Congruence Bias
🇳🇴Kongruens-skjevhetDefinition
Congruence bias is the tendency to test a hypothesis only by looking for observations that would confirm it – without checking whether alternative hypotheses fit at least as well. You test 'does it work?' instead of 'what would distinguish this from the alternative?'
Real-world example
Peter Wason's famous 2-4-6 task (1960) is the clearest example. Participants were given the sequence 2-4-6 and asked to find the rule. Most assumed 'even numbers ascending by 2' and tested 8-10-12, 14-16-18 – all confirming. Few thought to try 1-2-3 or 5-4-3, which would have revealed the actual rule was just 'three ascending numbers.'
The same pattern runs through product development: the team believes feature X will lift conversion, tests feature X against no feature, and sees an increase. They never test feature Y – which might have delivered more impact for less work.
Supplementary perspective
Congruence bias is closely related to confirmation bias but more specific: it's about test strategy, not just interpretation. Even if you're willing to update on disconfirming evidence, you can structure your tests so disconfirming evidence almost never appears.
Practical advice
Recognize
- —Ask: 'What alternative explanation could also produce this result?'
- —Be skeptical when every test you run confirms what you already believed.

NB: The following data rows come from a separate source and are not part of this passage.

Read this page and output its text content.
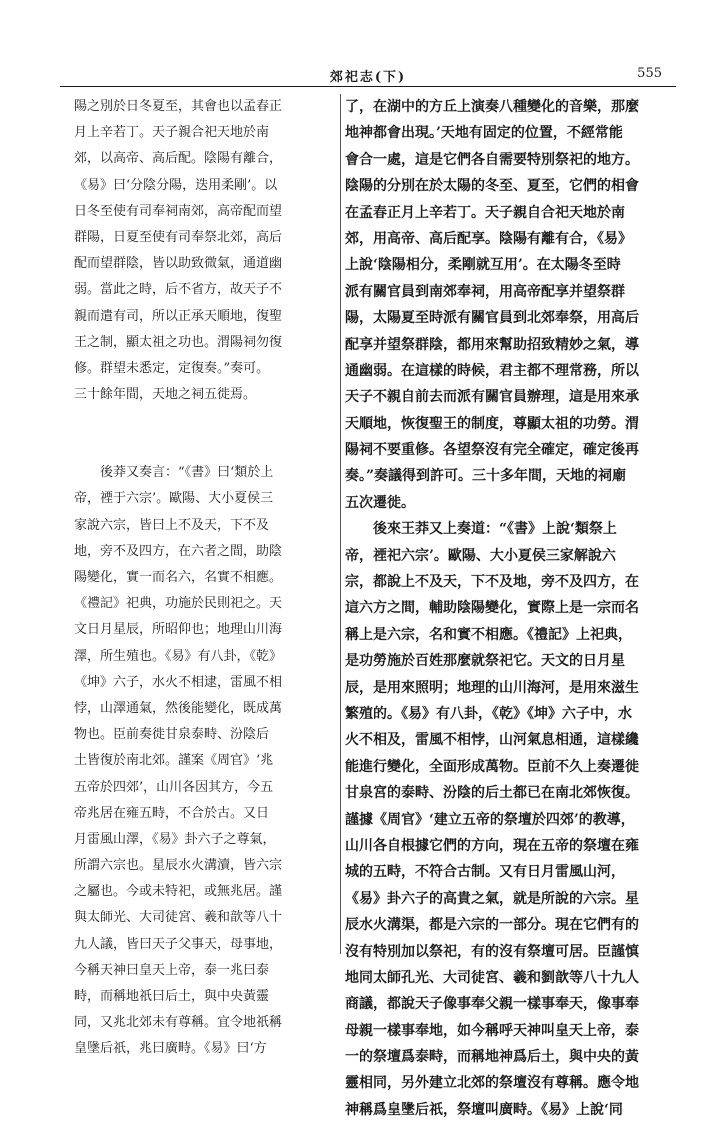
郊祀志(下)	555
陽之別於日冬夏至，其會也以孟春正
月上辛若丁。天子親合祀天地於南
郊，以高帝、高后配。陰陽有離合，
《易》曰‘分陰分陽，迭用柔剛’。以
日冬至使有司奉祠南郊，高帝配而望
群陽，日夏至使有司奉祭北郊，高后
配而望群陰，皆以助致微氣，通道幽
弱。當此之時，后不省方，故天子不
親而遣有司，所以正承天順地，復聖
王之制，顯太祖之功也。渭陽祠勿復
修。群望未悉定，定復奏。”奏可。
三十餘年間，天地之祠五徙焉。
　　後莽又奏言：“《書》曰‘類於上
帝，禋于六宗’。歐陽、大小夏侯三
家說六宗，皆曰上不及天，下不及
地，旁不及四方，在六者之間，助陰
陽變化，實一而名六，名實不相應。
《禮記》祀典，功施於民則祀之。天
文日月星辰，所昭仰也；地理山川海
澤，所生殖也。《易》有八卦，《乾》
《坤》六子，水火不相逮，雷風不相
悖，山澤通氣，然後能變化，既成萬
物也。臣前奏徙甘泉泰畤、汾陰后
土皆復於南北郊。謹案《周官》‘兆
五帝於四郊’，山川各因其方，今五
帝兆居在雍五畤，不合於古。又日
月雷風山澤，《易》卦六子之尊氣，
所謂六宗也。星辰水火溝瀆，皆六宗
之屬也。今或未特祀，或無兆居。謹
與太師光、大司徒宮、羲和歆等八十
九人議，皆曰天子父事天，母事地，
今稱天神曰皇天上帝，泰一兆曰泰
畤，而稱地祇曰后土，與中央黃靈
同，又兆北郊未有尊稱。宜令地祇稱
皇墬后祇，兆曰廣畤。《易》曰‘方
了，在湖中的方丘上演奏八種變化的音樂，那麼
地神都會出現。’天地有固定的位置，不經常能
會合一處，這是它們各自需要特別祭祀的地方。
陰陽的分別在於太陽的冬至、夏至，它們的相會
在孟春正月上辛若丁。天子親自合祀天地於南
郊，用高帝、高后配享。陰陽有離有合，《易》
上說‘陰陽相分，柔剛就互用’。在太陽冬至時
派有關官員到南郊奉祠，用高帝配享并望祭群
陽，太陽夏至時派有關官員到北郊奉祭，用高后
配享并望祭群陰，都用來幫助招致精妙之氣，導
通幽弱。在這樣的時候，君主都不理常務，所以
天子不親自前去而派有關官員辦理，這是用來承
天順地，恢復聖王的制度，尊顯太祖的功勞。渭
陽祠不要重修。各望祭沒有完全確定，確定後再
奏。”奏議得到許可。三十多年間，天地的祠廟
五次遷徙。
　　後來王莽又上奏道：“《書》上說‘類祭上
帝，禋祀六宗’。歐陽、大小夏侯三家解說六
宗，都說上不及天，下不及地，旁不及四方，在
這六方之間，輔助陰陽變化，實際上是一宗而名
稱上是六宗，名和實不相應。《禮記》上祀典，
是功勞施於百姓那麼就祭祀它。天文的日月星
辰，是用來照明；地理的山川海河，是用來滋生
繁殖的。《易》有八卦，《乾》《坤》六子中，水
火不相及，雷風不相悖，山河氣息相通，這樣纔
能進行變化，全面形成萬物。臣前不久上奏遷徙
甘泉宮的泰畤、汾陰的后土都已在南北郊恢復。
謹據《周官》‘建立五帝的祭壇於四郊’的教導，
山川各自根據它們的方向，現在五帝的祭壇在雍
城的五畤，不符合古制。又有日月雷風山河，
《易》卦六子的高貴之氣，就是所說的六宗。星
辰水火溝渠，都是六宗的一部分。現在它們有的
沒有特別加以祭祀，有的沒有祭壇可居。臣謹慎
地同太師孔光、大司徒宮、羲和劉歆等八十九人
商議，都說天子像事奉父親一樣事奉天，像事奉
母親一樣事奉地，如今稱呼天神叫皇天上帝，泰
一的祭壇爲泰畤，而稱地神爲后土，與中央的黃
靈相同，另外建立北郊的祭壇沒有尊稱。應令地
神稱爲皇墬后祇，祭壇叫廣畤。《易》上說‘同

- —Notice if you only test A vs. nothing, never A vs. B.
Counteract
- —Formulate at least one rival hypothesis before designing the test.
- —Design tests that could falsify – not just confirm.
- —Use A/B testing with real alternatives, not just on/off.
Ethical use
- —In debugging: test whether the same symptom could have other causes.
- —In strategy: ask 'what would show we're wrong?'
- —In research: preregister multiple competing predictions.